Senin, 18 November 2013

Menanamkan Kecintaan Kepada Al-Qur’an Sejak Dini

Dijadikannya Indonesia sebagai tuan rumah pelaksanaan Mutsabaqah Tilawatil Qur’an (MTQ) tingkat internasional pada tanggal 11 – 15 September yang lalu sejatinya mampu dijadikan momentum bagi dunia pendidikan kita untuk menanamkan kecintaan anak-anak kita kepada Al-Qur’an sejak dini. Kegiatan yang  diawali oleh Seleksi Tilawatil Qur’an (STQ) di kabupaten Bangka Tengah pada akhir agustus yang lalu tersebut mengambil tema “’MTQ Internasional Jembatan Ukhuwah dan Kerja Sama Dunia Islam untuk Persahabatan, Perdamaian, dan Kerja Sama Antar-Bangsa.
            Seperti kita ketahui, salah satu persoalan yang dihadapi oleh bangsa Indonesia adalah semakin memudarnya nilai-nilai persudaraan dikalangan umat Islam, baik di dalam negeri maupun dengan umat Islam dinegara lain. Di dalam negeri kita sering melihat pemandangan yang sangat memprihatinkan dimana umat Islam yang tergabung dalam kelompok-kelompok tertentu seolah berlomba menyalahkan saudaranya dari kelompok lainnya dan menganggap kelompoknya lah yang paling benar. Pada akhirnya hari demi hari umat Islam pun semakin tercerai berai. Hanya karena perbedaan pendapat dalam menentukan awal Ramadhan, mereka pun rela melepaskan ikatan-ikatan persudaraan diantara sesama.
            Sementara itu umat Islam yang tinggal di negara lain saat ini sedang mengalami situasi yang memilukan dimana setiap hari korban terus berjatuhan. Kondisi Mesir yang memanas sejak beberapa waktu yang lalu mengakibatkan mesjid-mesjid yang seharusnya menjadi tempat beribadah berubah fungsi menjadi ladang pembantaian umat Islam oleh pihak militer. Mulai dari orang tua, anak-anak dan juga para wanita tak luput dari kekejaman pihak militer yang didukung oleh amerika dan yahudi tersebut. Namun yang lebih memprihatinkan lagi adalah sikap pemerintah Indonesia yang terkesan tidak peduli terhadap kondisi umat Islam disana dan menganggap bahwa itu urusan dalam negeri mereka dan karenanya kita tidak boleh ikut campur.
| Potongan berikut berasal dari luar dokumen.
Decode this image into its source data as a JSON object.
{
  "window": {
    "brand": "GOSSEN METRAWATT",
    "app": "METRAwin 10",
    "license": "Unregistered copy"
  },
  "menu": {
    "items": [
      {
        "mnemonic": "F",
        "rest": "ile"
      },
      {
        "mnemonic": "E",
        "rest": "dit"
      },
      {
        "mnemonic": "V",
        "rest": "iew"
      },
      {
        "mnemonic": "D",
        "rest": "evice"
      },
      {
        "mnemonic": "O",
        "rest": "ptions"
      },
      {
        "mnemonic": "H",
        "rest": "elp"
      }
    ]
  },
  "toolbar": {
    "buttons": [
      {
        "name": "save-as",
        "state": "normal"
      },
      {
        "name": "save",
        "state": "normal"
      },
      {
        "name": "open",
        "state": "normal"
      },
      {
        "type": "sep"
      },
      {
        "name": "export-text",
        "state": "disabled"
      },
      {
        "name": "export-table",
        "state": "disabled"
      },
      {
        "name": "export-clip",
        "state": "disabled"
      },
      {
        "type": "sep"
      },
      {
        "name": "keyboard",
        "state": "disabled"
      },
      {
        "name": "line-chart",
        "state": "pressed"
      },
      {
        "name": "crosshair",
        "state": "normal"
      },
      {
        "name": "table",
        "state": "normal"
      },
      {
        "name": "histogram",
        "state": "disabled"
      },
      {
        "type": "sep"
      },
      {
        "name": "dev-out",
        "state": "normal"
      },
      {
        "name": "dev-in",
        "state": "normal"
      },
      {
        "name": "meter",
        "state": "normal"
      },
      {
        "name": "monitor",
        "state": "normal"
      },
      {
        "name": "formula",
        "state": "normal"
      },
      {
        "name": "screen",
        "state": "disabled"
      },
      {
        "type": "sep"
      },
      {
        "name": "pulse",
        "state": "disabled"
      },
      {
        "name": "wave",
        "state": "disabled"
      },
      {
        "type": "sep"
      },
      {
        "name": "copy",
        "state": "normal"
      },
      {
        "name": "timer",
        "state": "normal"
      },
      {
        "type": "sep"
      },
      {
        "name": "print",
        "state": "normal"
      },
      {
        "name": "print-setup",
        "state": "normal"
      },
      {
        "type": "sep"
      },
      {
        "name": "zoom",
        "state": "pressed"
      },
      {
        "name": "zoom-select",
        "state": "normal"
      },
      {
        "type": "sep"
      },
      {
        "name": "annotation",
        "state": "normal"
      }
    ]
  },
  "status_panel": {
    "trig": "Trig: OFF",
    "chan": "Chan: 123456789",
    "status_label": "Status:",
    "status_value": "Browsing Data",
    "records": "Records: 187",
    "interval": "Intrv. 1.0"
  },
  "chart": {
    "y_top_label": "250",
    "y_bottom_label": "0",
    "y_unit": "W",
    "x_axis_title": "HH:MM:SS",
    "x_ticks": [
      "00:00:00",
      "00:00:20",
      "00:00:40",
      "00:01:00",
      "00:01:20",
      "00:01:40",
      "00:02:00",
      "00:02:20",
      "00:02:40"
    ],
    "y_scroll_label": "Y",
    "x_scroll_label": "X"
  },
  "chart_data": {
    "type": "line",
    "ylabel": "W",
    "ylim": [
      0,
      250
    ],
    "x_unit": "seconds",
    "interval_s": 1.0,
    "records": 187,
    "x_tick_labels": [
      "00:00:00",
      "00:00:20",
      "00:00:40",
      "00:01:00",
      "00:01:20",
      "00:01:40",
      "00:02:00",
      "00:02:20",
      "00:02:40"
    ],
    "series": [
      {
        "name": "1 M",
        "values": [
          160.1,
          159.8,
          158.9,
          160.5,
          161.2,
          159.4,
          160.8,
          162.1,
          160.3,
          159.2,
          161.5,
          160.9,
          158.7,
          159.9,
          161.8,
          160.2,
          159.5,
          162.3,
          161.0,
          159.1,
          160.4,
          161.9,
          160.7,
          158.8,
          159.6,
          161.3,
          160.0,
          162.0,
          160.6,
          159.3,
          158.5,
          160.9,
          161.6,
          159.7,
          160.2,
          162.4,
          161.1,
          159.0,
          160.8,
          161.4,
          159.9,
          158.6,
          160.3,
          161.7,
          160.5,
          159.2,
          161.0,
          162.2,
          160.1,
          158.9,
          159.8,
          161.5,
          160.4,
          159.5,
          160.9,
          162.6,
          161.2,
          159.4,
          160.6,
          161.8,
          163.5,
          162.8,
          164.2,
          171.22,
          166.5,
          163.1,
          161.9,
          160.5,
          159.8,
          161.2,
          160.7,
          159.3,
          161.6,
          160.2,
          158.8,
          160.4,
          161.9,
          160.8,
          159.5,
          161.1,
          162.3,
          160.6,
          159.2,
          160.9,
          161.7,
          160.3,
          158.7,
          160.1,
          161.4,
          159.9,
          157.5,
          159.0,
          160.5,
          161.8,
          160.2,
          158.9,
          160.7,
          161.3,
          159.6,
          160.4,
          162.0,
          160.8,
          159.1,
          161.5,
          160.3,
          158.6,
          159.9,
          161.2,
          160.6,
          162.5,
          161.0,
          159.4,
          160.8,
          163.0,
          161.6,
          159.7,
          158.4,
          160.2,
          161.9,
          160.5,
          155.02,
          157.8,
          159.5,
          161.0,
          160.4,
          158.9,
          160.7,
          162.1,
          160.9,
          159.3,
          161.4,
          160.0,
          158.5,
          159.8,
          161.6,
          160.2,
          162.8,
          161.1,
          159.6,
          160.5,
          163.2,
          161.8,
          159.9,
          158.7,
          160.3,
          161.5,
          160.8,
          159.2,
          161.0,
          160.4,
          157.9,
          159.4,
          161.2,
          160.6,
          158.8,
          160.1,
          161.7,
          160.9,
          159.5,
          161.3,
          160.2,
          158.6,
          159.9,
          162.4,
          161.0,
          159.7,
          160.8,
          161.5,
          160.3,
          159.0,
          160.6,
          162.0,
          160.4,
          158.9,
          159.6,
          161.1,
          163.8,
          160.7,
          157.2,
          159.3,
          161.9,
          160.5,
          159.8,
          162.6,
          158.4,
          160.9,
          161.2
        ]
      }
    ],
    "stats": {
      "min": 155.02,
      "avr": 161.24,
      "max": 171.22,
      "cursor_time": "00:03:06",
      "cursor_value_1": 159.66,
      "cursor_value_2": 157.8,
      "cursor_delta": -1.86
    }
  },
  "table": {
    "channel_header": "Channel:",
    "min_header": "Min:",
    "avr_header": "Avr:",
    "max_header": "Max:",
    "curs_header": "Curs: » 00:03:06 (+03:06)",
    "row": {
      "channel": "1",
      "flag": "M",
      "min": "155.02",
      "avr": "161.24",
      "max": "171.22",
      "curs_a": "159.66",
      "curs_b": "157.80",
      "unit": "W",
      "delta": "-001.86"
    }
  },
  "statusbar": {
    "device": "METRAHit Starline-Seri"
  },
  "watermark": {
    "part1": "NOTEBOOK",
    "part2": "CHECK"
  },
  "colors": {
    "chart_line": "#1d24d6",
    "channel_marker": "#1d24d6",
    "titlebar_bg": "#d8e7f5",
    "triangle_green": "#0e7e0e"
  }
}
            Padahal sejarah mencatat bahwa negara pertama yang mengakui kemerdekaan Indonesia 68 tahun yang lalu adalah Mesir. Bahkan atas nama Ukhuwah Islamiyah perwakilan negara mesir sengaja datang langsung ke Indonesia untuk menyampaikan dukungannya kala itu. Tak hanya itu, ketika terjadi bencana Tsunami di Aceh presiden terguling Mesir, Muhammad Mursi datang langsung ke Aceh untuk memberikan bantuan sebagai bentuk kepedulian warga mesir kepada umat Islam di Indonesia.
            Kecintaan rakyat mesir yang begitu kuat kepada umat Islam di Indonesia tentu tidak datang begitu saja. Ikatan persaudaraan atas dasar keimanan sejatinya adalah buah manis dari sebuah proses interaksi dengan Al-Qur’an yang  mereka tanamkan kepada anak – anak mereka sejak dini. Banyaknya anak-anak yang belum lulus sekolah dasar namun sudah hafal Al-Qur’an 30 Juz menunjukkan bahwa Al-Qur’an telah mendarah daging dalam diri mereka dan dijadikan pedoman hidupnya.
                Oleh karena itu sudah saatnya bagi kita untuk mendorong anak-anak kita untuk senantiasa mencintai Al-Qur’an sejak dini. Jangan biarkan mereka menjadi korban media yang tak henti-hentinya meracuni pikirannya dengan menampilkan berbagai tayangan yang sebenarnya tidak mendidik, bahkan menjerumuskan. Adapun bagi pihak sekolah, mengadakan mata pelajaran Tahfidz, Tahsin Qur’an (TTQ) seperti yang telah diterapkan oleh beberapa sekolah islam terpadu diharapkan mampu menanamkan nilai-nilai ajaran Islam sejak dini. Dengan begitu kedepan diharapkan  akan muncul generasi unggul yang rahmatan lil ‘alamiin.